Yes, yes. I'm parting, but you all get the gift. What I'm pasting below was inspired by my actual experiences with the various mens' restrooms here at my office. I admit to being a bit of a public restroom-o-phobe. I'm a guy - I can pee anywhere. But when nature calls for a serious discussion, I would rather be at home than anywhere else. Home shitter advantage is, I dare say, more important to me than the home bed advantage that invariably makes a lovin' session go more smoothly at one's own place than on the road.

As some of you might have gathered, however, I'm in my office for such ridiculous percentages of the day that waiting to get home just isn't an option at this point in my life (as it was all through elementary, junior high, and high school - never once, I swear!). Having had to accept that the stalls here are, in a sense, my home, I foolishly expect everyone else who shares them with me to live up to my exacting standards. You know, those of human beings. I mean come on - it's a law firm, not a prison, right? Alas, it is not to be. Below, the result of my shock and awe. I truly wanted to send it as a firmwide email. I thought better of it. But now, I hope I've found a more receptive audience. Enjoy would be the wrong word, but read, and react as you will:

How?

An Open Letter to the Men of [LiAps's Place of Employment]

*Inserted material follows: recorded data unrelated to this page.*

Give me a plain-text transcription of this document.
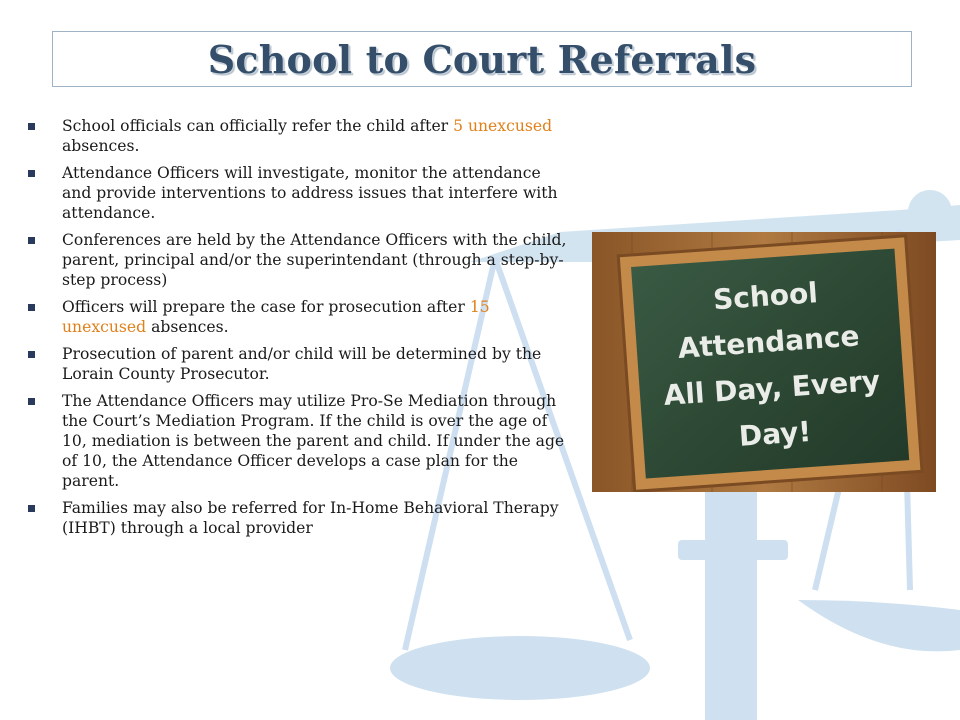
School to Court Referrals
School officials can officially refer the child after 5 unexcused absences.
Attendance Officers will investigate, monitor the attendance and provide interventions to address issues that interfere with attendance.
Conferences are held by the Attendance Officers with the child, parent, principal and/or the superintendant (through a step-by-step process)
Officers will prepare the case for prosecution after 15 unexcused absences.
Prosecution of parent and/or child will be determined by the Lorain County Prosecutor.
The Attendance Officers may utilize Pro-Se Mediation through the Court’s Mediation Program. If the child is over the age of 10, mediation is between the parent and child. If under the age of 10, the Attendance Officer develops a case plan for the parent.
Families may also be referred for In-Home Behavioral Therapy (IHBT) through a local provider
School
Attendance
All Day, Every
Day!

Having been a fixture in this place myself
for years numbering almost four
Having been based on four different floors
in those four years

Having had to accept the reality that, like it or not
this place is my home away from home
One question burns within me
like so many chicken mole enchiladas

I have seen it, with mine own eyes
time and again, on 16, 17, 18, 20
It does not compute, I cannot make sense
What am I missing? I hunger for the truth
Please, an explanation is all I seek
for I cannot, for the life of me figure it out
Tell me, men: attorneys, staff, visitors if need be
How do you shit on the seat?

Pee on the seat? I understand
I neither condone nor approve, but understand, yes
When peeing is my sole purpose for a bathroom visit
I choose the urinal, invariably
Nevertheless, were I to enter a stall, and fail to lift the seat
Not that I would, but if, a few stray drops would not shock me
But knowing what I do about the human body I cannot fathom
How do you shit on the seat?

Do you hover above, without touching ass to plastic
like many a woman in a public restroom?
If so, why?
Are our seats not clean enough for you?
Not well maintained by the dedicated janitorial staff?
Such that you hesitate to sit, even on a protective layer of tp
If so, I understand the inclination
Perhaps you, too, have seen the shit on the seat

Does your ass point upward
like an anti-aircraft machine gun?
If so, I apologize
I mean no disrespect to the physically challenged
But a request, my upward ass-pointing friends
And I pledge to seek the cooperation of Office Services
Could you hang upside down, from a beam to be installed
so your peculiar excretory trajectory does not result
in shit on the seat

Many thanks.



Have fun everybody. If possible, I'll blog from London. Yeah, I just want to say I blogged internationally. I'm a loser.